Musk has been a long-standing, and very vocal, condemner of AI technology and the precautions humans should take 

Musk has been a long-standing, and very vocal, condemner of AI technology and the precautions humans should take 

Elon Musk is one of the most prominent names and faces in developing technologies. 

The billionaire entrepreneur heads up SpaceX, Tesla and the Boring company. 

But while he is on the forefront of creating AI technologies, he is also acutely aware of its dangers. 

Here is a comprehensive timeline of all Musk’s premonitions, thoughts and warnings about AI, so far.   

August 2014 – ‘We need to be super careful with AI. Potentially more dangerous than nukes.’ 

October 2014 – ‘I think we should be very careful about artificial intelligence. If I were to guess like what our biggest existential threat is, it’s probably that. So we need to be very careful with the artificial intelligence.’

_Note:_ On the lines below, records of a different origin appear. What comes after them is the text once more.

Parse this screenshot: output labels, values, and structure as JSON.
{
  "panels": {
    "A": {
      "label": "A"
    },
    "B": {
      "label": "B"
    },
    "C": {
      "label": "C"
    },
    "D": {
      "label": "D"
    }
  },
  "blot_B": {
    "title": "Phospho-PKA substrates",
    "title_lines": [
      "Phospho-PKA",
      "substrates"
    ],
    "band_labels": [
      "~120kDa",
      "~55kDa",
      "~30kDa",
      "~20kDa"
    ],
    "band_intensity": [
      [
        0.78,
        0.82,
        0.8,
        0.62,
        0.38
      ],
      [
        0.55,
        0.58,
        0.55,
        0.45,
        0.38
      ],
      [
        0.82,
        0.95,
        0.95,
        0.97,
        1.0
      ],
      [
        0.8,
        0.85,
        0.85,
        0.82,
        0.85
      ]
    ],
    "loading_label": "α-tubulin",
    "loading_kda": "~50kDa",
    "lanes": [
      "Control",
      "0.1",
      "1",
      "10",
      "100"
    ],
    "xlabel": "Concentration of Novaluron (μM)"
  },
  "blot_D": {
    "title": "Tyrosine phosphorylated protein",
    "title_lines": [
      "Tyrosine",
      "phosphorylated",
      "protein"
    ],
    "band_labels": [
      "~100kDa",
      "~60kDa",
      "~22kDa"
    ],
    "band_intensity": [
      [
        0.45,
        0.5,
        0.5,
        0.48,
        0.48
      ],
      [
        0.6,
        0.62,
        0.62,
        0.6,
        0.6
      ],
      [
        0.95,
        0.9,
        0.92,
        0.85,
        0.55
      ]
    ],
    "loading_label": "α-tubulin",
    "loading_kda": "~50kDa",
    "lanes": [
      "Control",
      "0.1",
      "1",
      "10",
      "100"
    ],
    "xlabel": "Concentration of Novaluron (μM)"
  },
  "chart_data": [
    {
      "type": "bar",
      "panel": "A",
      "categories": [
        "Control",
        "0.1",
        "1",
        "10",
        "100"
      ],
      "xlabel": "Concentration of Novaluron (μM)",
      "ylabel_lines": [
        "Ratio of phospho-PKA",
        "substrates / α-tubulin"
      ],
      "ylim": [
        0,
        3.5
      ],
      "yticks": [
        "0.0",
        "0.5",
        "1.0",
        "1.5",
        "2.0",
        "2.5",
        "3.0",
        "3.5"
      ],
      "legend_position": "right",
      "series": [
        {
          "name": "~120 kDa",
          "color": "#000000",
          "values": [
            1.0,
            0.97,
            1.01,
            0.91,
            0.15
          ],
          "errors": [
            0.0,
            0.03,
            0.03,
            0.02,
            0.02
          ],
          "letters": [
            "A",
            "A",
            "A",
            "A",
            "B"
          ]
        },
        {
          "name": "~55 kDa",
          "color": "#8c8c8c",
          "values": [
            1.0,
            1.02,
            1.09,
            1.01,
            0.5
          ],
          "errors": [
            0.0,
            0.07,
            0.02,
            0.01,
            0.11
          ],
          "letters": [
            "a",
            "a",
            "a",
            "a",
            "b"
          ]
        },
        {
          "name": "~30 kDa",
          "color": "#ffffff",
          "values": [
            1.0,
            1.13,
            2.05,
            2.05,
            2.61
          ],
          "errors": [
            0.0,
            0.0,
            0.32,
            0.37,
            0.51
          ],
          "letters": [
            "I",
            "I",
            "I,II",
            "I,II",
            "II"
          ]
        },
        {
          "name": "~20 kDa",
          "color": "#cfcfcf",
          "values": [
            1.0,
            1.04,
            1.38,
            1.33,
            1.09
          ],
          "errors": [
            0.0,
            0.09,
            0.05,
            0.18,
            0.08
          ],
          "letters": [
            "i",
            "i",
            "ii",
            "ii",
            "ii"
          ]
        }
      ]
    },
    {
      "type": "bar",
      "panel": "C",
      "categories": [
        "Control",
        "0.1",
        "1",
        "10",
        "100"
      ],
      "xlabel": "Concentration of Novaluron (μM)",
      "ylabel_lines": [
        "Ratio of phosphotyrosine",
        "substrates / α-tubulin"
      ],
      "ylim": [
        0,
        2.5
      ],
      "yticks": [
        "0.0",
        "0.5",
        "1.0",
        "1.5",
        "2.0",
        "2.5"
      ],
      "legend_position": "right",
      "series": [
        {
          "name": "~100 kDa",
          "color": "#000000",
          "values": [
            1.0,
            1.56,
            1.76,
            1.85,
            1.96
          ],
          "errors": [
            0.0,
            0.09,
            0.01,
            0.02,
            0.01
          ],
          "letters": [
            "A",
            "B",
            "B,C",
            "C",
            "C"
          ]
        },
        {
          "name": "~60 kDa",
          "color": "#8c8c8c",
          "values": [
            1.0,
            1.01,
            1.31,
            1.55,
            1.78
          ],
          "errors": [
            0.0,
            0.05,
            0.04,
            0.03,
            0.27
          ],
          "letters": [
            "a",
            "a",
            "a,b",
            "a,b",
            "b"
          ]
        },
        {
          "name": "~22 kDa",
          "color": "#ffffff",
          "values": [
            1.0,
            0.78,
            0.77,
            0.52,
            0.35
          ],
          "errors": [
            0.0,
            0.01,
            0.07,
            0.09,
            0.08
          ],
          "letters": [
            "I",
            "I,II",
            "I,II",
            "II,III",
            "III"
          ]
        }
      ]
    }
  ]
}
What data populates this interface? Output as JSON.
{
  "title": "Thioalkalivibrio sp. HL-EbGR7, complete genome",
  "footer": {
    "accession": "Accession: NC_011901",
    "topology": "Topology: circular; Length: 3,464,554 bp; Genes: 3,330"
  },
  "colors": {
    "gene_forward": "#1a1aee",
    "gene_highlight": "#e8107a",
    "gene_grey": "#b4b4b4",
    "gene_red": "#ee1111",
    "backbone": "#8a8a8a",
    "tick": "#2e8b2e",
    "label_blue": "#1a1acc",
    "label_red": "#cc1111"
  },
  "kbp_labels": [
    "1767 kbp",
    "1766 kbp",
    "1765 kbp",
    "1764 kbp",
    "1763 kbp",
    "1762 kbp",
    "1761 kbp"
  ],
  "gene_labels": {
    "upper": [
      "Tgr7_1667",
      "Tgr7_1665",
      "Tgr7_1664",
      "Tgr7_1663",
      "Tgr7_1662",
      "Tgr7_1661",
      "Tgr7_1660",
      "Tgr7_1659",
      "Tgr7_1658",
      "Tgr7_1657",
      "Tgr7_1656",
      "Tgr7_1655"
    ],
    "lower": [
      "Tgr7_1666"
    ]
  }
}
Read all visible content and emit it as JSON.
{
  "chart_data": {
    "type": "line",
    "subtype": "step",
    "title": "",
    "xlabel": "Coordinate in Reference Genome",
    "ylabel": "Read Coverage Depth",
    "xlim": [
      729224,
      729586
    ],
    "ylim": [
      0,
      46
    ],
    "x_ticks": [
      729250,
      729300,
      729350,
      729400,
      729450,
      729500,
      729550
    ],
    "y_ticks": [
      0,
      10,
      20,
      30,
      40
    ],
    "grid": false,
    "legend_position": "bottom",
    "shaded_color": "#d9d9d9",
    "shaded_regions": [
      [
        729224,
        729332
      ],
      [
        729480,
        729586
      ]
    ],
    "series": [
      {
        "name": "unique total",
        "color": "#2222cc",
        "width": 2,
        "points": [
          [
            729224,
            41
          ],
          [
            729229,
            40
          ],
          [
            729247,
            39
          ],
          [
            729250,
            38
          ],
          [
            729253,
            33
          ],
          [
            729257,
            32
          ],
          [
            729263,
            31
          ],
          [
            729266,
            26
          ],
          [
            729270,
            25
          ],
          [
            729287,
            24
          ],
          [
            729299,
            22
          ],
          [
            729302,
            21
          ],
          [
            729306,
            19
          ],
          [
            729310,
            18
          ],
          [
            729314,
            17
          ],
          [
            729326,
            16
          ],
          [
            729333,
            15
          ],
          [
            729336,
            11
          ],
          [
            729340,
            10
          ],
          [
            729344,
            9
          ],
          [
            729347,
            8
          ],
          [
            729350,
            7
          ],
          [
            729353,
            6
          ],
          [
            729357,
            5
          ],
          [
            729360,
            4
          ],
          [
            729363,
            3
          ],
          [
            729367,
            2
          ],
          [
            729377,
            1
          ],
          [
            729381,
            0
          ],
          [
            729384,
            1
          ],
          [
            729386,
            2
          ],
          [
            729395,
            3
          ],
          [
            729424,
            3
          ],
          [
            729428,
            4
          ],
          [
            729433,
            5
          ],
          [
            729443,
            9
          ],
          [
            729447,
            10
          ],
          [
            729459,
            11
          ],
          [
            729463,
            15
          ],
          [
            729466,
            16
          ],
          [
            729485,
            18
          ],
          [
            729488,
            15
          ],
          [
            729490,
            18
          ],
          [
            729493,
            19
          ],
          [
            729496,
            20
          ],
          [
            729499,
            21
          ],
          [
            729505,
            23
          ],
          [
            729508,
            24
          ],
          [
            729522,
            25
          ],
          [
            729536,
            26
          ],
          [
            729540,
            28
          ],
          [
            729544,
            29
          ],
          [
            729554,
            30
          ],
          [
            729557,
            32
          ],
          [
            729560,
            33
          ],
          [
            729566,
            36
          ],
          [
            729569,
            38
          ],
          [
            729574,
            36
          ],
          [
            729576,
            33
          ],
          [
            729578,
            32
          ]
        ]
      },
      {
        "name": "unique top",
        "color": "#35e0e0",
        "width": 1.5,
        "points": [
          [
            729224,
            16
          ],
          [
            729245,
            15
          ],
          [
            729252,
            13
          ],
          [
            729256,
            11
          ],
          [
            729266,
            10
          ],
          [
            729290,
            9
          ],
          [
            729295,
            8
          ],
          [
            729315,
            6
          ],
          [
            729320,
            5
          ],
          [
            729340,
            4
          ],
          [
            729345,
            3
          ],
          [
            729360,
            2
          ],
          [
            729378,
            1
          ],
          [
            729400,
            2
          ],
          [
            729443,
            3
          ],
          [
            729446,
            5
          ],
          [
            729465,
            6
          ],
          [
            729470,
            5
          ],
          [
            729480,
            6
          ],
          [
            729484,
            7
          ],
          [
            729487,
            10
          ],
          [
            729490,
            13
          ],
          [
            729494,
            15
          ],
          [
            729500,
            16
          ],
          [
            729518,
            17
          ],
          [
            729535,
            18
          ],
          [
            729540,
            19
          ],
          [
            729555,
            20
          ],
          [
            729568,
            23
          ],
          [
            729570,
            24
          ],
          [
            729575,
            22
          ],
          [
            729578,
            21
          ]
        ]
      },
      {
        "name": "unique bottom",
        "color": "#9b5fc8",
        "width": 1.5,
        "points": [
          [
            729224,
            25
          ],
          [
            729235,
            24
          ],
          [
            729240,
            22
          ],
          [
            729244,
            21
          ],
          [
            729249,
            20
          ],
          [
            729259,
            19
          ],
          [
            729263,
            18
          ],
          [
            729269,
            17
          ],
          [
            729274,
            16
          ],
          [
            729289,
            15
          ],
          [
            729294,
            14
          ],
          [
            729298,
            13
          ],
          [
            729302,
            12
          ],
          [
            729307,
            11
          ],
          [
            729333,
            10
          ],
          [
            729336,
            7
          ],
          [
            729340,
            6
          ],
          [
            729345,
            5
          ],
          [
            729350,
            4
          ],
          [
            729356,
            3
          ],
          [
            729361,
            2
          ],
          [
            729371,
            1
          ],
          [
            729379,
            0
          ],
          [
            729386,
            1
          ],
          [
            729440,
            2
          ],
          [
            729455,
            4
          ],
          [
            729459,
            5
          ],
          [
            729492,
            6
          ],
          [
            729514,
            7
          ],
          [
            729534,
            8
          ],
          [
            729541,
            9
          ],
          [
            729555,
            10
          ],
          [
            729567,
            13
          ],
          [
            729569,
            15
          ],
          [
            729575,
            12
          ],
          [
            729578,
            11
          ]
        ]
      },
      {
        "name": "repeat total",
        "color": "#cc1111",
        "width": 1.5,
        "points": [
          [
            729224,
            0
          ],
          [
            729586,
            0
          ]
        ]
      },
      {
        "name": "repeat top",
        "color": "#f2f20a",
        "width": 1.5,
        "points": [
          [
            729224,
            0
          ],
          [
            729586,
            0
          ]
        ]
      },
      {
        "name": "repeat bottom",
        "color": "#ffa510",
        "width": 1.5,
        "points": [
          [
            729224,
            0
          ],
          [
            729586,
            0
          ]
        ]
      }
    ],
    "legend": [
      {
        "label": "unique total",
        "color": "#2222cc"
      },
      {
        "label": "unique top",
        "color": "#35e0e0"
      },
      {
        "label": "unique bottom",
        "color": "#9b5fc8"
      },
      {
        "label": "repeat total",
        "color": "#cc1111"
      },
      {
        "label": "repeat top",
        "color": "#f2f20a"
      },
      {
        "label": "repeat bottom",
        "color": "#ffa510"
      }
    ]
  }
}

October 2014 – ‘With artificial intelligence we are summoning the demon.’ 

June 2016 – ‘The benign situation with ultra-intelligent AI is that we would be so far below in intelligence we’d be like a pet, or a house cat.’

July 2017 – ‘I think AI is something that is risky at the civilisation level, not merely at the individual risk level, and that’s why it really demands a lot of safety research.’ 

July 2017 – ‘I have exposure to the very most cutting-edge AI and I think people should be really concerned about it.’

July 2017 – ‘I keep sounding the alarm bell but until people see robots going down the street killing people, they don’t know how to react because it seems so ethereal.’

August 2017 –  ‘If you’re not concerned about AI safety, you should be. Vastly more risk than North Korea.’

November 2017 – ‘Maybe there’s a five to 10 percent chance of success [of making AI safe].’

March 2018 – ‘AI is much more dangerous than nukes. So why do we have no regulatory oversight?’ 

April 2018 – ‘[AI is] a very important subject. It’s going to affect our lives in ways we can’t even imagine right now.’

April 2018 – ‘[We could create] an immortal dictator from which we would never escape.’ 

November 2018 – ‘Maybe AI will make me follow it, laugh like a demon & say who’s the pet now.’

September 2019 – ‘If advanced AI (beyond basic bots) hasn’t been applied to manipulate social media, it won’t be long before it is.’

February 2020 – ‘At Tesla, using AI to solve self-driving isn’t just icing on the cake, it the cake.’

July 2020 – ‘We’re headed toward a situation where AI is vastly smarter than humans and I think that time frame is less than five years from now. But that doesn’t mean that everything goes to hell in five years. It just means that things get unstable or weird.’ 

April 2021: ‘A major part of real-world AI has to be solved to make unsupervised, generalized full self-driving work.’

February 2022: ‘We have to solve a huge part of AI just to make cars drive themselves.’